How Do You Test a New Seasickness Drug? Take Pill, Set Sail

(Bloomberg) -- Most drug trials take place in sterile hospital labs, universities or clinics. Vanda Pharmaceuticals Inc. decided a boat in the Pacific Ocean would be better.

It wasn’t for relaxation; actually quite the opposite. Vanda wanted to try to make the participants in the trial seasick.

Vanda, a small biopharmaceutical company based in Washington, has completed the second phase of clinical trials of a motion-sickness drug it hopes will compete with industry leader Dramamine. In a double-blind test, the company sent 126 participants with a prior history of motion sickness on ships off the coast of Los Angeles, with some receiving the company’s motion-sickness drug tradipitant and others getting a placebo.

The study yielded strong results overall, Vanda said, with 40% of placebo recipients vomiting, compared with only 17.5% for those who had taken tradipitant. In rough sea conditions, the new drug fared even better, with more than 72% of the placebo group vomiting, compared with almost 16% for those treated with tradipitant.

Motion sickness, which Vanda said affects about 30% of travelers, is believed to be caused by a mismatch between the motion one sees and the movement one feels. About 2 million to 3 million doses of Prestige Consumer Healthcare Inc.’s Dramamine are purchased each month in the U.S., according to data from Iqvia cited by Vanda. That’s only a fraction of the number of people treated for motion sickness each month, Vanda said.

Vanda’s participants, divided over seven trips between January and May, were loaded onto a double-deck ferry boat, said Vasilios Polymeropoulos, director of medical analytics for Vanda. Researchers elected to use a single-hull boat for more variability because catamarans, which have two hulls, are considered to be more stable.

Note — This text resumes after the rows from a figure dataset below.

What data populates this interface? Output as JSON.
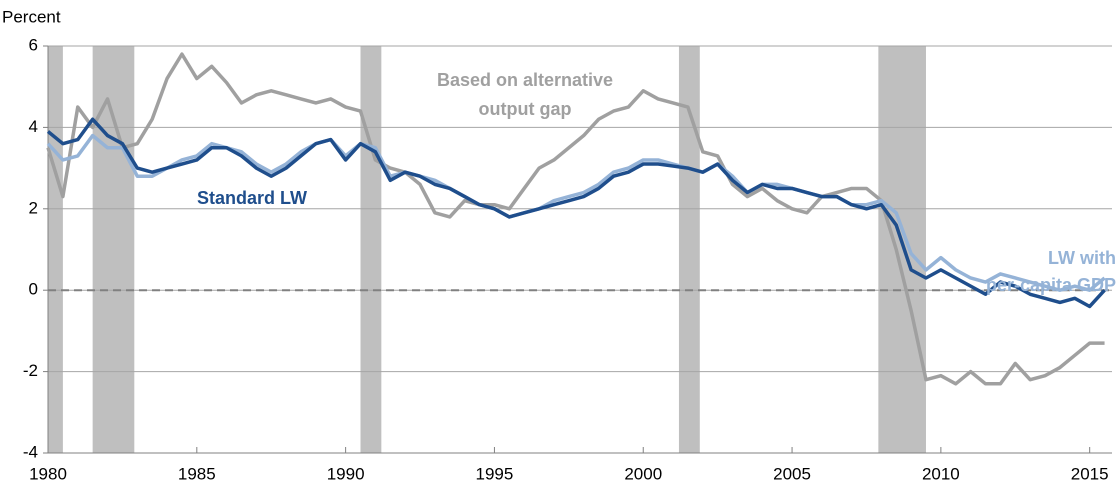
{
  "chart_data": {
    "type": "line",
    "y_axis_label": "Percent",
    "x": [
      1980,
      1980.5,
      1981,
      1981.5,
      1982,
      1982.5,
      1983,
      1983.5,
      1984,
      1984.5,
      1985,
      1985.5,
      1986,
      1986.5,
      1987,
      1987.5,
      1988,
      1988.5,
      1989,
      1989.5,
      1990,
      1990.5,
      1991,
      1991.5,
      1992,
      1992.5,
      1993,
      1993.5,
      1994,
      1994.5,
      1995,
      1995.5,
      1996,
      1996.5,
      1997,
      1997.5,
      1998,
      1998.5,
      1999,
      1999.5,
      2000,
      2000.5,
      2001,
      2001.5,
      2002,
      2002.5,
      2003,
      2003.5,
      2004,
      2004.5,
      2005,
      2005.5,
      2006,
      2006.5,
      2007,
      2007.5,
      2008,
      2008.5,
      2009,
      2009.5,
      2010,
      2010.5,
      2011,
      2011.5,
      2012,
      2012.5,
      2013,
      2013.5,
      2014,
      2014.5,
      2015,
      2015.5
    ],
    "series": [
      {
        "name": "Based on alternative output gap",
        "color": "#a0a0a0",
        "values": [
          3.5,
          2.3,
          4.5,
          4.0,
          4.7,
          3.5,
          3.6,
          4.2,
          5.2,
          5.8,
          5.2,
          5.5,
          5.1,
          4.6,
          4.8,
          4.9,
          4.8,
          4.7,
          4.6,
          4.7,
          4.5,
          4.4,
          3.2,
          3.0,
          2.9,
          2.6,
          1.9,
          1.8,
          2.2,
          2.1,
          2.1,
          2.0,
          2.5,
          3.0,
          3.2,
          3.5,
          3.8,
          4.2,
          4.4,
          4.5,
          4.9,
          4.7,
          4.6,
          4.5,
          3.4,
          3.3,
          2.6,
          2.3,
          2.5,
          2.2,
          2.0,
          1.9,
          2.3,
          2.4,
          2.5,
          2.5,
          2.2,
          1.0,
          -0.5,
          -2.2,
          -2.1,
          -2.3,
          -2.0,
          -2.3,
          -2.3,
          -1.8,
          -2.2,
          -2.1,
          -1.9,
          -1.6,
          -1.3,
          -1.3
        ]
      },
      {
        "name": "LW with per-capita GDP",
        "color": "#95b3d7",
        "values": [
          3.6,
          3.2,
          3.3,
          3.8,
          3.5,
          3.5,
          2.8,
          2.8,
          3.0,
          3.2,
          3.3,
          3.6,
          3.5,
          3.4,
          3.1,
          2.9,
          3.1,
          3.4,
          3.6,
          3.7,
          3.3,
          3.6,
          3.5,
          2.8,
          2.9,
          2.8,
          2.7,
          2.5,
          2.3,
          2.1,
          2.0,
          1.8,
          1.9,
          2.0,
          2.2,
          2.3,
          2.4,
          2.6,
          2.9,
          3.0,
          3.2,
          3.2,
          3.1,
          3.0,
          2.9,
          3.1,
          2.8,
          2.4,
          2.6,
          2.6,
          2.5,
          2.4,
          2.3,
          2.3,
          2.1,
          2.1,
          2.2,
          1.9,
          0.9,
          0.5,
          0.8,
          0.5,
          0.3,
          0.2,
          0.4,
          0.3,
          0.2,
          0.1,
          0.0,
          0.1,
          0.0,
          0.3
        ]
      },
      {
        "name": "Standard LW",
        "color": "#1f4e8c",
        "values": [
          3.9,
          3.6,
          3.7,
          4.2,
          3.8,
          3.6,
          3.0,
          2.9,
          3.0,
          3.1,
          3.2,
          3.5,
          3.5,
          3.3,
          3.0,
          2.8,
          3.0,
          3.3,
          3.6,
          3.7,
          3.2,
          3.6,
          3.4,
          2.7,
          2.9,
          2.8,
          2.6,
          2.5,
          2.3,
          2.1,
          2.0,
          1.8,
          1.9,
          2.0,
          2.1,
          2.2,
          2.3,
          2.5,
          2.8,
          2.9,
          3.1,
          3.1,
          3.05,
          3.0,
          2.9,
          3.1,
          2.7,
          2.4,
          2.6,
          2.5,
          2.5,
          2.4,
          2.3,
          2.3,
          2.1,
          2.0,
          2.1,
          1.6,
          0.5,
          0.3,
          0.5,
          0.3,
          0.1,
          -0.1,
          0.2,
          0.1,
          -0.1,
          -0.2,
          -0.3,
          -0.2,
          -0.4,
          0.0
        ]
      }
    ],
    "recessions": [
      [
        1980.0,
        1980.5
      ],
      [
        1981.5,
        1982.9
      ],
      [
        1990.5,
        1991.2
      ],
      [
        2001.2,
        2001.9
      ],
      [
        2007.9,
        2009.5
      ]
    ],
    "recession_color": "#bfbfbf",
    "reference_line": 0,
    "xlim": [
      1980,
      2015.75
    ],
    "xticks": [
      1980,
      1985,
      1990,
      1995,
      2000,
      2005,
      2010,
      2015
    ],
    "ylim": [
      -4,
      6
    ],
    "yticks": [
      -4,
      -2,
      0,
      2,
      4,
      6
    ],
    "grid": true,
    "annotations": [
      {
        "lines": [
          "Based on alternative",
          "output gap"
        ],
        "color": "#a0a0a0"
      },
      {
        "lines": [
          "Standard LW"
        ],
        "color": "#1f4e8c"
      },
      {
        "lines": [
          "LW with",
          "per-capita GDP"
        ],
        "color": "#95b3d7"
      }
    ]
  }
}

“Once the people were on the boat, they were driven on a specified route in the ocean, similar to a regular excursion in the ocean, and at 30-minute intervals they completed questionnaires to access their symptoms of motion sickness,” Polymeropoulos said. The results were measured by a severity scale ranging from 0 for no symptoms to 6 for vomiting.

Choppy Seas

Participants faced calm or rough sea conditions. The patients facing waves higher than 1 meter (3.3 feet) may not have been so fortunate, but Polymeropoulos said it allowed researchers to see how the medication worked in different weather conditions.

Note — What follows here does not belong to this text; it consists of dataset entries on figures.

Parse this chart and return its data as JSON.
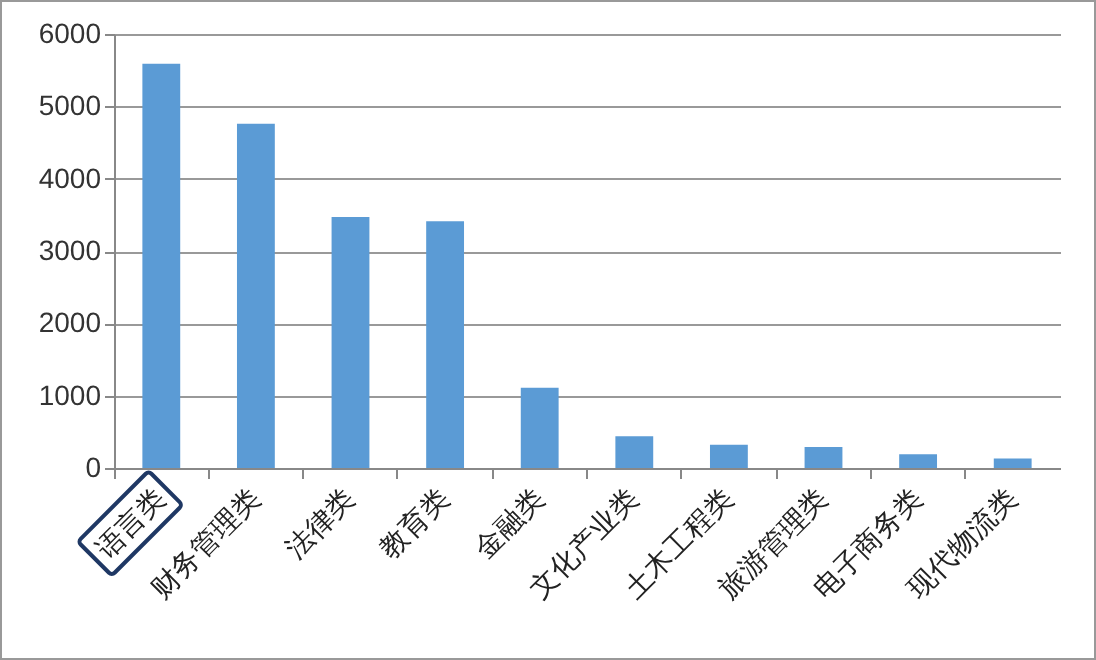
{
  "chart_data": {
    "type": "bar",
    "categories": [
      "语言类",
      "财务管理类",
      "法律类",
      "教育类",
      "金融类",
      "文化产业类",
      "土木工程类",
      "旅游管理类",
      "电子商务类",
      "现代物流类"
    ],
    "values": [
      5590,
      4760,
      3470,
      3410,
      1110,
      440,
      320,
      290,
      190,
      130
    ],
    "color": "#5b9bd5",
    "ylim": [
      0,
      6000
    ],
    "yticks": [
      0,
      1000,
      2000,
      3000,
      4000,
      5000,
      6000
    ],
    "grid": "y"
  }
}
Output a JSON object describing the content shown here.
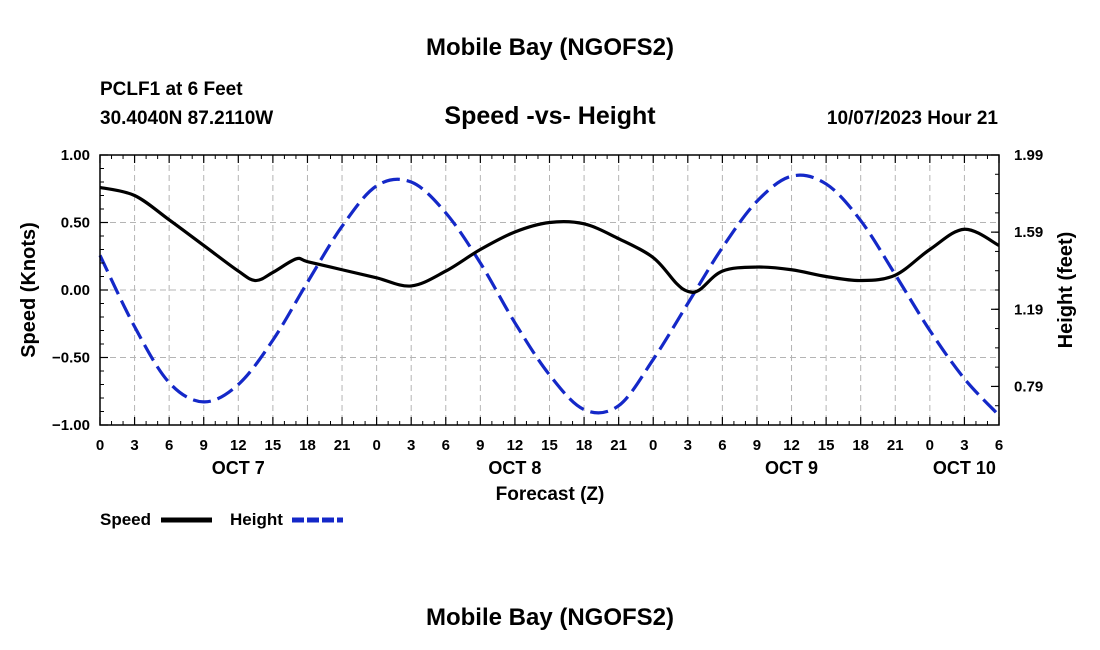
{
  "page_title": "Mobile Bay (NGOFS2)",
  "footer_title": "Mobile Bay (NGOFS2)",
  "station": {
    "name": "PCLF1 at 6 Feet",
    "coords": "30.4040N  87.2110W"
  },
  "timestamp": "10/07/2023 Hour 21",
  "chart_data": {
    "type": "line",
    "title": "Speed -vs- Height",
    "xlabel": "Forecast (Z)",
    "ylabel": "Speed (Knots)",
    "y2label": "Height (feet)",
    "x_hours_range": [
      0,
      78
    ],
    "x_tick_labels": [
      "0",
      "3",
      "6",
      "9",
      "12",
      "15",
      "18",
      "21",
      "0",
      "3",
      "6",
      "9",
      "12",
      "15",
      "18",
      "21",
      "0",
      "3",
      "6",
      "9",
      "12",
      "15",
      "18",
      "21",
      "0",
      "3",
      "6"
    ],
    "day_labels": [
      {
        "label": "OCT 7",
        "hour": 12
      },
      {
        "label": "OCT 8",
        "hour": 36
      },
      {
        "label": "OCT 9",
        "hour": 60
      },
      {
        "label": "OCT 10",
        "hour": 75
      }
    ],
    "ylim": [
      -1.0,
      1.0
    ],
    "y_ticks": [
      1.0,
      0.5,
      0.0,
      -0.5,
      -1.0
    ],
    "y_tick_labels": [
      "1.00",
      "0.50",
      "0.00",
      "−0.50",
      "−1.00"
    ],
    "y2lim": [
      0.59,
      1.99
    ],
    "y2_ticks": [
      1.99,
      1.59,
      1.19,
      0.79
    ],
    "y2_tick_labels": [
      "1.99",
      "1.59",
      "1.19",
      "0.79"
    ],
    "grid": true,
    "series": [
      {
        "name": "Speed",
        "axis": "left",
        "color": "#000000",
        "style": "solid",
        "x": [
          0,
          3,
          6,
          9,
          12,
          13.5,
          15,
          17,
          18,
          21,
          24,
          27,
          30,
          33,
          36,
          39,
          42,
          45,
          48,
          50,
          51,
          52,
          54,
          57,
          60,
          63,
          66,
          69,
          72,
          75,
          78
        ],
        "y": [
          0.76,
          0.7,
          0.52,
          0.33,
          0.14,
          0.07,
          0.13,
          0.23,
          0.21,
          0.15,
          0.09,
          0.03,
          0.14,
          0.3,
          0.43,
          0.5,
          0.49,
          0.38,
          0.24,
          0.05,
          -0.01,
          0.0,
          0.14,
          0.17,
          0.15,
          0.1,
          0.07,
          0.11,
          0.3,
          0.45,
          0.33
        ]
      },
      {
        "name": "Height",
        "axis": "right",
        "color": "#1428c8",
        "style": "dashed",
        "x": [
          0,
          3,
          6,
          9,
          12,
          15,
          18,
          21,
          24,
          27,
          30,
          33,
          36,
          39,
          42,
          45,
          48,
          51,
          54,
          57,
          60,
          63,
          66,
          69,
          72,
          75,
          78
        ],
        "y": [
          1.47,
          1.1,
          0.81,
          0.71,
          0.8,
          1.03,
          1.33,
          1.62,
          1.83,
          1.85,
          1.69,
          1.43,
          1.12,
          0.85,
          0.67,
          0.69,
          0.93,
          1.22,
          1.51,
          1.75,
          1.88,
          1.84,
          1.65,
          1.37,
          1.08,
          0.83,
          0.64
        ]
      }
    ],
    "legend": [
      {
        "label": "Speed",
        "color": "#000000",
        "style": "solid"
      },
      {
        "label": "Height",
        "color": "#1428c8",
        "style": "dashed"
      }
    ],
    "legend_position": "bottom-left"
  }
}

The researchers had to get their sea legs as well. While Polymeropoulos wasn’t present on the seven trips, he was on the boat during the design process. The researchers had to speak to nautical experts to learn more about how ships are affected by movement.

Health-care observers on Twitter like Brian Skorney, an analyst at Robert W. Baird & Co., were fascinated by the study’s design. Many asked questions about what it might have been like for people participating in the trial.

“I’m sure we’re all in our mind making it out to be much more exciting than it probably is, but it’s just interesting,” Skorney said. “It’s just so different than what I’m used to looking at as clinical data.”

It wasn’t the first time subjects have been taken on boats for a study on motion sickness. Seasickness medications were developed and tested for military personnel around World War II.

But a more recent study, which Polymeropoulos said was the model for Vanda’s, dates to 1980. Researchers tested transdermal scopolamine, a patch for motion sickness, by taking participants on yachts in the Pacific.

“That was really the guiding study because since then, there have been no other medications approved for motion sickness,” Polymeropoulos said.

There’s no guarantee that Vanda is going out to sea again any time soon, but the company is working on a third-phase test for the drug. It plans to file for market approval in 2020.